Portelli had testified that he had been with Pell chatting to churchgoers on the steps of the cathedral on the only two Sundays in December 1996 when Pell could potentially have been molesting the two choirboys. His testimony that Pell was on the steps in the moments for around 10 minutes after those Masses has been described as alibi evidence.

The Maltese-born immigrant also testified that he would have seen Pell squeeze a choirboy’s genitals as he shoved the teen against a cathedral wall if the indecent assault had happened after a Mass in February 1997 as the complainant had testified.

“To do so, he (Pell) would have had to push in front of me,” Portelli said in a television interview in April, in which he said Pell was innocent.

Portelli also revealed that Pell phoned him the day his testimony ended in November to apologize for the grilling he received from prosecutors. Portelli said prosecutor Mark Gibson tried to undermine his credibility as the prosecution had the witness before him, 85-year-old sacristan Max Potter, who was in charge of the priests’ changing room where the complainant had alleged he and another choirboy had been molested.

“They had tried to bamboozle him (Potter) with dates and secondary questions and so on and the cardinal apologized to me by saying, ‘I’m sorry they tried to do the same to you,'” Portelli told Sky television.

Prosecutor Chris Boyce told the appeals court in June that Portelli’s memory appeared to be clearer when he answered defence lawyers’ questions than when he was questioned by the prosecution.

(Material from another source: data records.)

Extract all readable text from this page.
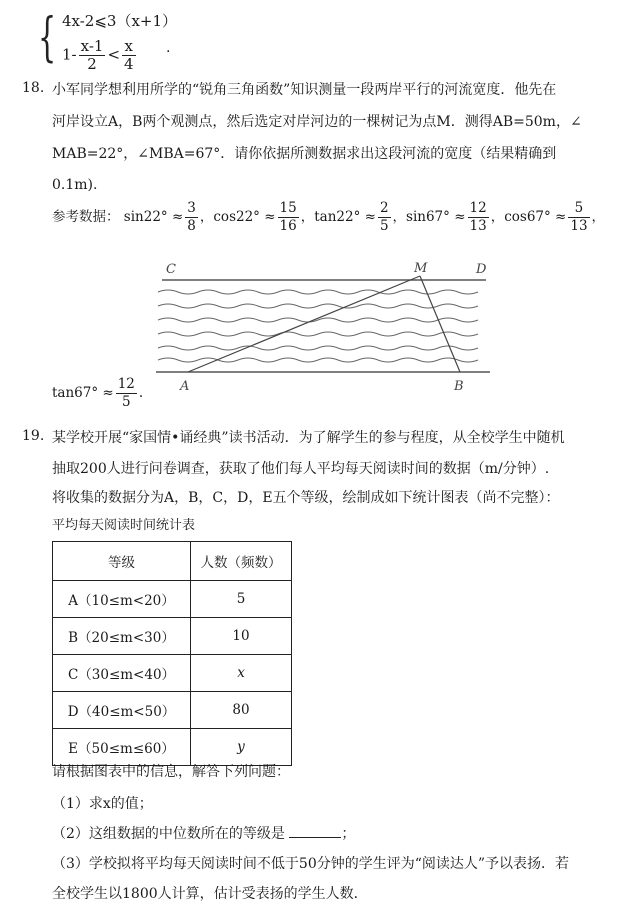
{ 4x-2⩽3（x+1）
$1- \frac{x-1}{2} < \frac{x}{4}$ .
18. 小军同学想利用所学的“锐角三角函数”知识测量一段两岸平行的河流宽度．他先在
河岸设立A，B两个观测点，然后选定对岸河边的一棵树记为点M．测得AB=50m，∠
MAB=22°，∠MBA=67°．请你依据所测数据求出这段河流的宽度（结果精确到
0.1m).
参考数据： $\sin 22^\circ \approx \frac{3}{8}$ ，$\cos 22^\circ \approx \frac{15}{16}$ ，$\tan 22^\circ \approx \frac{2}{5}$ ，$\sin 67^\circ \approx \frac{12}{13}$ ，$\cos 67^\circ \approx \frac{5}{13}$ ，
C	M	D
A	B
$\tan 67^\circ \approx \frac{12}{5}$ .
19. 某学校开展“家国情•诵经典”读书活动．为了解学生的参与程度，从全校学生中随机
抽取200人进行问卷调查，获取了他们每人平均每天阅读时间的数据（m/分钟）.
将收集的数据分为A，B，C，D，E五个等级，绘制成如下统计图表（尚不完整）：
平均每天阅读时间统计表
等级	人数（频数）
A（10≤m<20）	5
B（20≤m<30）	10
C（30≤m<40）	x
D（40≤m<50）	80
E（50≤m≤60）	y
请根据图表中的信息，解答下列问题：
（1）求x的值；
（2）这组数据的中位数所在的等级是	；
（3）学校拟将平均每天阅读时间不低于50分钟的学生评为“阅读达人”予以表扬．若
全校学生以1800人计算，估计受表扬的学生人数．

Boyce accused Portelli of assisting the defence by purporting to not have memories that he had when questioned by Pell’s lawyers.

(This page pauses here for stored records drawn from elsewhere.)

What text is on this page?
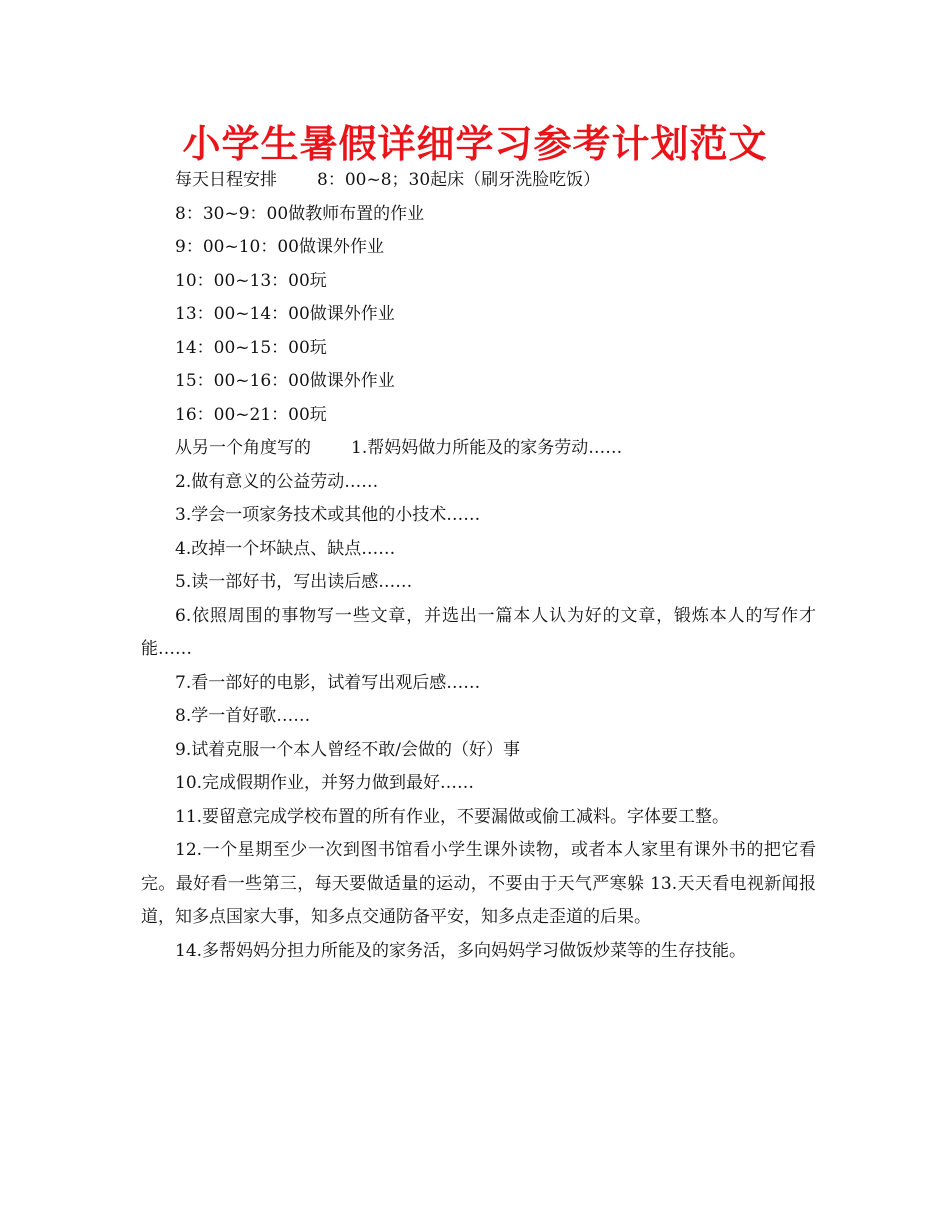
小学生暑假详细学习参考计划范文

每天日程安排 8：00~8；30起床（刷牙洗脸吃饭）

8：30~9：00做教师布置的作业

9：00~10：00做课外作业

10：00~13：00玩

13：00~14：00做课外作业

14：00~15：00玩

15：00~16：00做课外作业

16：00~21：00玩

从另一个角度写的 1.帮妈妈做力所能及的家务劳动……

2.做有意义的公益劳动……

3.学会一项家务技术或其他的小技术……

4.改掉一个坏缺点、缺点……

5.读一部好书，写出读后感……

6.依照周围的事物写一些文章，并选出一篇本人认为好的文章，锻炼本人的写作才能……

7.看一部好的电影，试着写出观后感……

8.学一首好歌……

9.试着克服一个本人曾经不敢/会做的（好）事

10.完成假期作业，并努力做到最好……

11.要留意完成学校布置的所有作业，不要漏做或偷工减料。字体要工整。

12.一个星期至少一次到图书馆看小学生课外读物，或者本人家里有课外书的把它看完。最好看一些第三，每天要做适量的运动，不要由于天气严寒躲 13.天天看电视新闻报道，知多点国家大事，知多点交通防备平安，知多点走歪道的后果。

14.多帮妈妈分担力所能及的家务活，多向妈妈学习做饭炒菜等的生存技能。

Pell’s lawyer Bret Walker told the appeals court that the prosecution never suggested to the jury that Portelli was lying, partisan or lacked reliability.

“Monsignor Portelli deserved better, with respect, than the way his evidence was criticized and belittled in terms of its importance for your honours’ independent assessment,” Walker told the three appeals judges, who are to issue their ruling Wednesday.

Portelli had said he was always with Pell during the Masses in question and helped the archbishop robe and disrobe.

Portelli was a heavy smoker in the 1990s. Gibson suggested to the jury that Portelli might have gone outside the cathedral to smoke a cigarette, leaving Pell to enter the sacristy alone and abuse the boys.

But the suggestion was withdrawn because Portelli was never asked if he had left Pell alone to smoke and the trial heard no evidence to suggest that he had.

Boyce said the complainant’s testimony stood up to more than eight hours of questioning. Boyce drew the judges’ attention to a video recording of a particular section of the complainant’s questioning by Pell’s lawyers.

“The responses that you see there … and the manner in which they’re delivered, at the end of those, one puts down one’s pen and stares blankly at the screen and is moved,” Boyce said.

“At that point, … any doubt that one might have about that account … is removed,” he added.

Appeals Justice Mark Weinberg told Boyce there were plenty of cases in which appeals courts had said the complainant was credible and appeared truthful, but that the verdicts were unsafe because of other evidence and improbability.

The complainant’s credibility was only “the beginning of the process,” Weinberg said.

“We have to consider the evidence as a whole, every bit of it,” the judge added.